Ses victoires lui permettent d’annexer à la France de vastes territoires et de gouverner la majeure partie de l’Europe continentale en plaçant les membres de sa famille sur les trônes de plusieurs royaumes : Joseph sur celui de Naples puis d’Espagne, Louis sur celui de Hollande, Jérôme sur celui de Westphalie et son beau-frère Joachim Murat à Naples. Il crée également un duché de Varsovie, sans oser restaurer formellement l’indépendance polonaise, et soumet temporairement à son influence des puissances vaincues telles que le Royaume de Prusse et l’Empire d’Autriche.

Napoléon Bonaparte

Objet, dès son vivant Napoléon Bonaparte, est une légende dorée comme d’une légende noire. Il doit sa très grande notoriété à son habileté militaire, récompensée par de très nombreuses victoires. De plus sa trajectoire politique étonnante, mais aussi à son régime despotique et très centralisé ainsi qu’à son ambition. Qui se traduit par des guerres d’agression très meurtrières (au Portugal, en Espagne et en Russie).
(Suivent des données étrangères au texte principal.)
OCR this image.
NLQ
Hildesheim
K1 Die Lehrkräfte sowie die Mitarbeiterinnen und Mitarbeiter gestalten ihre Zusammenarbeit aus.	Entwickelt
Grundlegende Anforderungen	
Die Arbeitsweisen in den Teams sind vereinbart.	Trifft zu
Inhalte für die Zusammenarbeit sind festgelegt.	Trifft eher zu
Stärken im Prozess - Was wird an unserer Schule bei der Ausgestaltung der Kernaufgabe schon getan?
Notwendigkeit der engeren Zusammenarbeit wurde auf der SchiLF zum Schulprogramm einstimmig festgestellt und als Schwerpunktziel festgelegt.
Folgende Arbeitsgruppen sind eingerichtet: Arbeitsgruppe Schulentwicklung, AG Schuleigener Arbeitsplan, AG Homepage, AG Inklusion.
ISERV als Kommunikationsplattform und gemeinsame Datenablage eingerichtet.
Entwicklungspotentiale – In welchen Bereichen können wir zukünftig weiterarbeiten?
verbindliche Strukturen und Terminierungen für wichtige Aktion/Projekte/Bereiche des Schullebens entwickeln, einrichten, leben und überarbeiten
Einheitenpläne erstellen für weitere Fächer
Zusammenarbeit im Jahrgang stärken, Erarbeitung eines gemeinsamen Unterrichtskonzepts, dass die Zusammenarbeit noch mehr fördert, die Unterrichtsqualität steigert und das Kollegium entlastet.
Mais aussi avec des centaines de milliers de morts et blessés, militaires et civils pour l’ensemble de l’Europe.

Napoléon tente également de renforcer le régime colonial français d’Ancien Régime en outre-mer. En particulier avec le rétablissement de l’esclavage en 1802, ce qui provoque la guerre de Saint-Domingue (1802-1803). La perte définitive de cette colonie, tandis que les Britanniques s’assurent le contrôle de toutes les autres colonies 1810. Cet ennemi britannique toujours invaincu s’obstinant à financer des coalitions de plus en plus générales. Les Alliés finissent par remporter des succès décisifs en Espagne (bataille de Vitoria) et en Allemagne (bataille de Leipzig) 1813.
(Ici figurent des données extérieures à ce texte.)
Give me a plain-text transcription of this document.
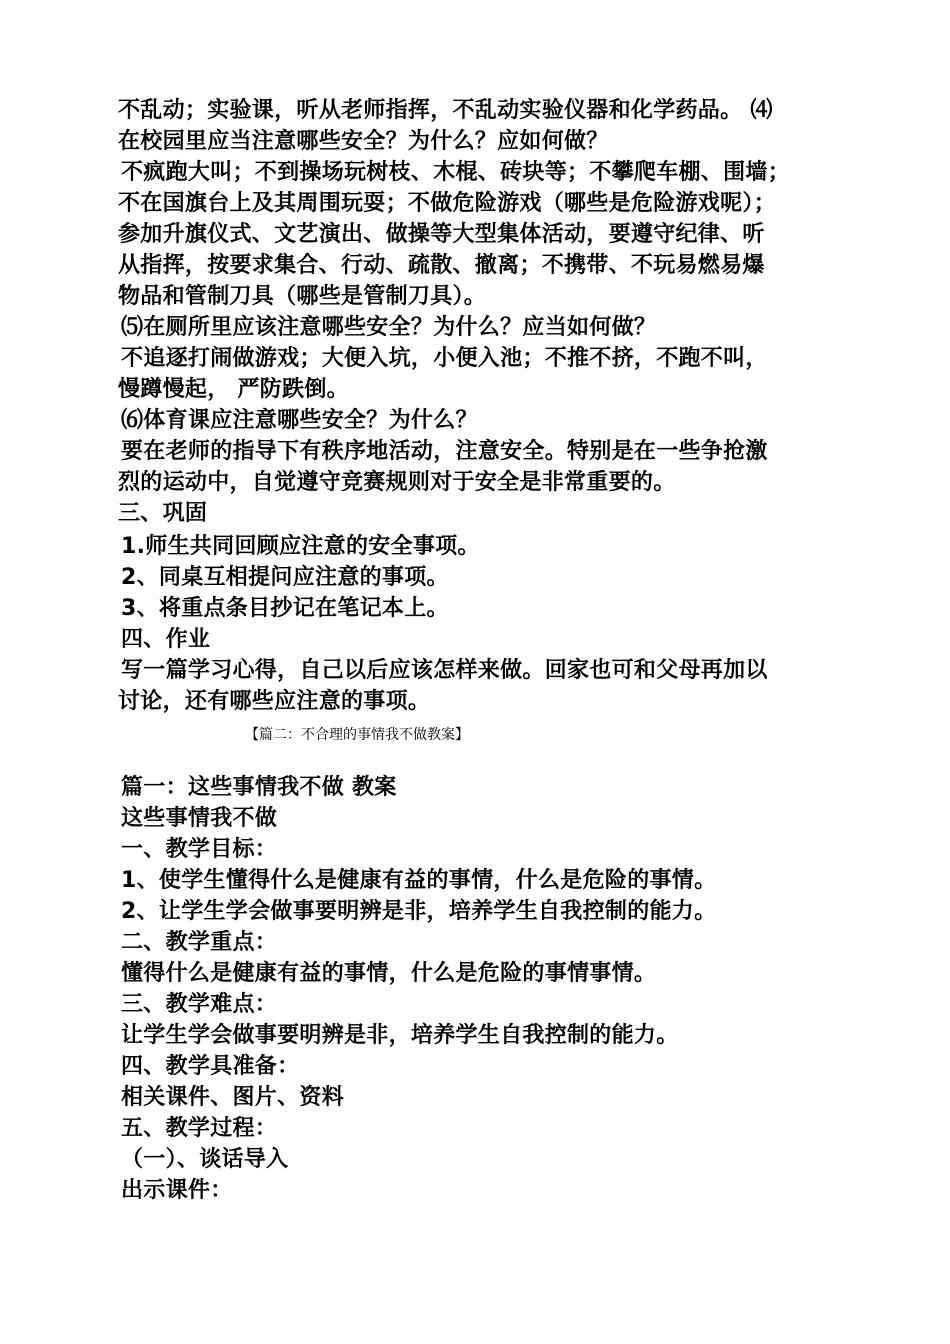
不乱动；实验课，听从老师指挥，不乱动实验仪器和化学药品。 ⑷
在校园里应当注意哪些安全？为什么？应如何做？
不疯跑大叫；不到操场玩树枝、木棍、砖块等；不攀爬车棚、围墙；
不在国旗台上及其周围玩耍；不做危险游戏（哪些是危险游戏呢）；
参加升旗仪式、文艺演出、做操等大型集体活动，要遵守纪律、听
从指挥，按要求集合、行动、疏散、撤离；不携带、不玩易燃易爆
物品和管制刀具（哪些是管制刀具）。
⑸在厕所里应该注意哪些安全？为什么？应当如何做？
不追逐打闹做游戏；大便入坑，小便入池；不推不挤，不跑不叫，
慢蹲慢起， 严防跌倒。
⑹体育课应注意哪些安全？为什么？
要在老师的指导下有秩序地活动，注意安全。特别是在一些争抢激
烈的运动中，自觉遵守竞赛规则对于安全是非常重要的。
三、巩固
1.师生共同回顾应注意的安全事项。
2、同桌互相提问应注意的事项。
3、将重点条目抄记在笔记本上。
四、作业
写一篇学习心得，自己以后应该怎样来做。回家也可和父母再加以
讨论，还有哪些应注意的事项。
【篇二：不合理的事情我不做教案】
篇一：这些事情我不做 教案
这些事情我不做
一、教学目标：
1、使学生懂得什么是健康有益的事情，什么是危险的事情。
2、让学生学会做事要明辨是非，培养学生自我控制的能力。
二、教学重点：
懂得什么是健康有益的事情，什么是危险的事情事情。
三、教学难点：
让学生学会做事要明辨是非，培养学生自我控制的能力。
四、教学具准备：
相关课件、图片、资料
五、教学过程：
（一）、谈话导入
出示课件：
L’intransigeance de Napoléon Bonaparte devant ces sanglants revers lui fait perdre le soutien de pans entiers de la nation française. Tandis que ses anciens alliés ou vassaux se retournent contre lui. Amené à abdiquer en 1814 après la prise de Paris, capitale de l’Empire français, et à se retirer à l’île d’Elbe. Il tente de reprendre le pouvoir en France lors de l’épisode des Cent-Jours en 1815. Capable de reconquérir son Empire, il amène pourtant la France dans une impasse devant sa mise au ban de l’Europe. La lourde défaite de Waterloo qui met fin à l’Empire napoléonien et assure la restauration de la dynastie des Bourbons. Sa mort en exil, à Sainte-Hélène, sous la garde des Anglais, fait l’objet de nombreuses controverses.

Une tradition romantique fait de Napoléon Bonaparte l’archétype du grand homme appelé à bouleverser le monde. C’est ainsi que le comte de Las Cases, auteur du Mémorial de Sainte-Hélène, tente de présenter Napoléon au Parlement britannique dans une pétition rédigée en 1818. Élie Faure, dans son ouvrage Napoléon, qui a inspiré Abel Gance, le compare à un « prophète des temps modernes ». D’autres auteurs, tel Victor Hugo, font du vaincu de Sainte-Hélène le « Prométhée moderne ». L’ombre de « Napoléon le Grand » plane sur de nombreux ouvrages de Balzac, Stendhal, Musset, mais aussi de Dostoïevski, de Tolstoï et de bien d’autres encore. Par ailleurs, un courant politique français émerge au xixe siècle, le bonapartisme, se revendiquant de l’action et du mode de gouvernement de Napoléon Bonaparte.